Back from a long drive in the heavy rain, passing the time listening to BBC radio Any Questions for the first time in years. (Note for non-Brits: this is a veteran deeply earnest current affairs programme featuring four panellists of differing views answering questions from a live audience from a local venue somewhere in the UK.)
Tonight’s episode featured two prominent British professional women of unrelentingly progressive views.
Maybe it was the awful weather, but I found it dispiriting to hear them opine at gloomy length about why British women are not breaking through the Glass Ceiling despite so many measures designed over decades to promote ‘equality’, then, scarcely pausing for breath, make various crass remarks against Sarah Palin (yes, including disparaging her hairstyle).
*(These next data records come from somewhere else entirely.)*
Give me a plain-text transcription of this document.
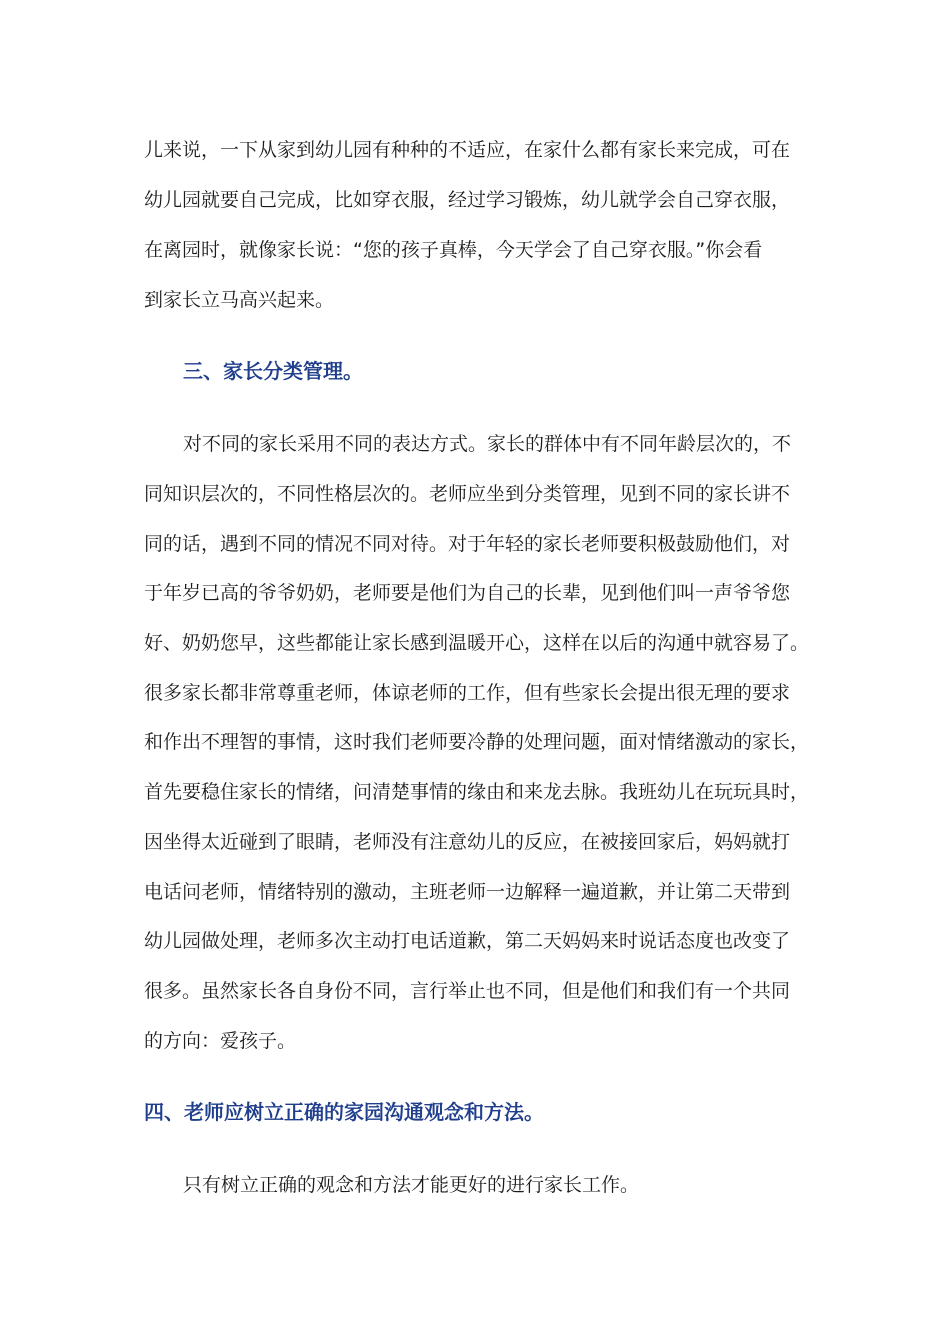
儿来说，一下从家到幼儿园有种种的不适应，在家什么都有家长来完成，可在
幼儿园就要自己完成，比如穿衣服，经过学习锻炼，幼儿就学会自己穿衣服，
在离园时，就像家长说：“您的孩子真棒，今天学会了自己穿衣服。”你会看
到家长立马高兴起来。
三、家长分类管理。
对不同的家长采用不同的表达方式。家长的群体中有不同年龄层次的，不
同知识层次的，不同性格层次的。老师应坐到分类管理，见到不同的家长讲不
同的话，遇到不同的情况不同对待。对于年轻的家长老师要积极鼓励他们，对
于年岁已高的爷爷奶奶，老师要是他们为自己的长辈，见到他们叫一声爷爷您
好、奶奶您早，这些都能让家长感到温暖开心，这样在以后的沟通中就容易了。
很多家长都非常尊重老师，体谅老师的工作，但有些家长会提出很无理的要求
和作出不理智的事情，这时我们老师要冷静的处理问题，面对情绪激动的家长，
首先要稳住家长的情绪，问清楚事情的缘由和来龙去脉。我班幼儿在玩玩具时，
因坐得太近碰到了眼睛，老师没有注意幼儿的反应，在被接回家后，妈妈就打
电话问老师，情绪特别的激动，主班老师一边解释一遍道歉，并让第二天带到
幼儿园做处理，老师多次主动打电话道歉，第二天妈妈来时说话态度也改变了
很多。虽然家长各自身份不同，言行举止也不同，但是他们和我们有一个共同
的方向：爱孩子。
四、老师应树立正确的家园沟通观念和方法。
只有树立正确的观念和方法才能更好的进行家长工作。
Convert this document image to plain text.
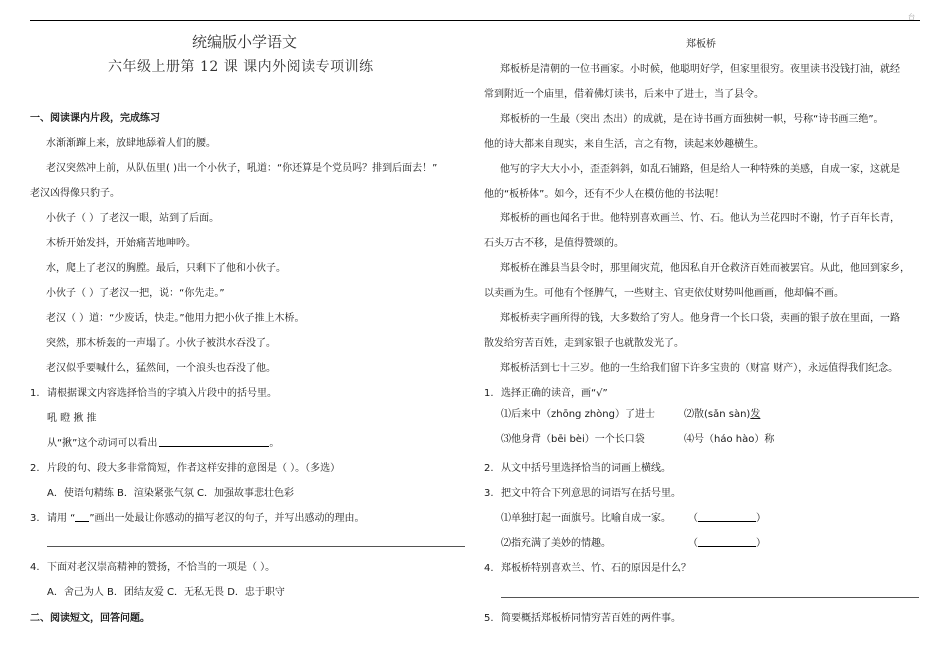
台
统编版小学语文
六年级上册第 12 课 课内外阅读专项训练
一、阅读课内片段，完成练习
水渐渐蹿上来，放肆地舔着人们的腰。
老汉突然冲上前，从队伍里( )出一个小伙子，吼道：“你还算是个党员吗？排到后面去！”
老汉凶得像只豹子。
小伙子（ ）了老汉一眼，站到了后面。
木桥开始发抖，开始痛苦地呻吟。
水，爬上了老汉的胸膛。最后，只剩下了他和小伙子。
小伙子（ ）了老汉一把，说：“你先走。”
老汉（ ）道：“少废话，快走。”他用力把小伙子推上木桥。
突然，那木桥轰的一声塌了。小伙子被洪水吞没了。
老汉似乎要喊什么，猛然间，一个浪头也吞没了他。
1. 请根据课文内容选择恰当的字填入片段中的括号里。
吼 瞪 揪 推
从“揪”这个动词可以看出	。
2. 片段的句、段大多非常简短，作者这样安排的意图是（ ）。（多选）
A．使语句精练 B．渲染紧张气氛 C．加强故事悲壮色彩
3. 请用 “ ”画出一处最让你感动的描写老汉的句子，并写出感动的理由。
4. 下面对老汉崇高精神的赞扬，不恰当的一项是（ ）。
A．舍己为人 B．团结友爱 C．无私无畏 D．忠于职守
二、阅读短文，回答问题。
郑板桥
郑板桥是清朝的一位书画家。小时候，他聪明好学，但家里很穷。夜里读书没钱打油，就经
常到附近一个庙里，借着佛灯读书，后来中了进士，当了县令。
郑板桥的一生最（突出 杰出）的成就，是在诗书画方面独树一帜，号称“诗书画三绝”。
他的诗大都来自现实，来自生活，言之有物，读起来妙趣横生。
他写的字大大小小，歪歪斜斜，如乱石铺路，但是给人一种特殊的美感，自成一家，这就是
他的“板桥体”。如今，还有不少人在模仿他的书法呢！
郑板桥的画也闻名于世。他特别喜欢画兰、竹、石。他认为兰花四时不谢，竹子百年长青，
石头万古不移，是值得赞颂的。
郑板桥在潍县当县令时，那里闹灾荒，他因私自开仓救济百姓而被罢官。从此，他回到家乡，
以卖画为生。可他有个怪脾气，一些财主、官吏依仗财势叫他画画，他却偏不画。
郑板桥卖字画所得的钱，大多数给了穷人。他身背一个长口袋，卖画的银子放在里面，一路
散发给穷苦百姓，走到家银子也就散发光了。
郑板桥活到七十三岁。他的一生给我们留下许多宝贵的（财富 财产），永远值得我们纪念。
1. 选择正确的读音，画“√”
⑴后来中（zhōng zhòng）了进士	⑵散(sǎn sàn)发
⑶他身背（bēi bèi）一个长口袋	⑷号（háo hào）称
2. 从文中括号里选择恰当的词画上横线。
3. 把文中符合下列意思的词语写在括号里。
⑴单独打起一面旗号。比喻自成一家。 （	）
⑵指充满了美妙的情趣。	（	）
4. 郑板桥特别喜欢兰、竹、石的原因是什么？
5. 简要概括郑板桥同情穷苦百姓的两件事。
(Note: back in the USA latter-day left-feminism likewise has simply collapsed under the strain, so we have to look to conservative white men to explain things.)
Most such BBC and other media debates in the UK are depressing for another reason, namely the unimaginative range of views expressed and the underlying assumption that if there is a problem somewhere in society we all need More Government to help tackle it.
As I swerved through floodwaters I found myself howling for someone to throw in one or two rabid libertarian thoughts now and again. One of the male panelists, a Republican American of course, was somewhere in that area but not with much élan.
Lots of agonising also from the two women about the deep divisions within the Labour Party and the ‘dangers’ of the party splitting irrevocably. I would have said that politics is a market-place too, and that it does no harm for a large ruling party to crash and burn now and again when it has run out of intellectual and moral juice.
There’ll always be another politician coming along to vote for.
Maybe we need a quite different form of politics – one based upon the state fearing the people, not the other way round.
Politics not all about treating citizens like criminals. The horrible demise of the Labour Party could set a powerful example for a few years and so be just the job.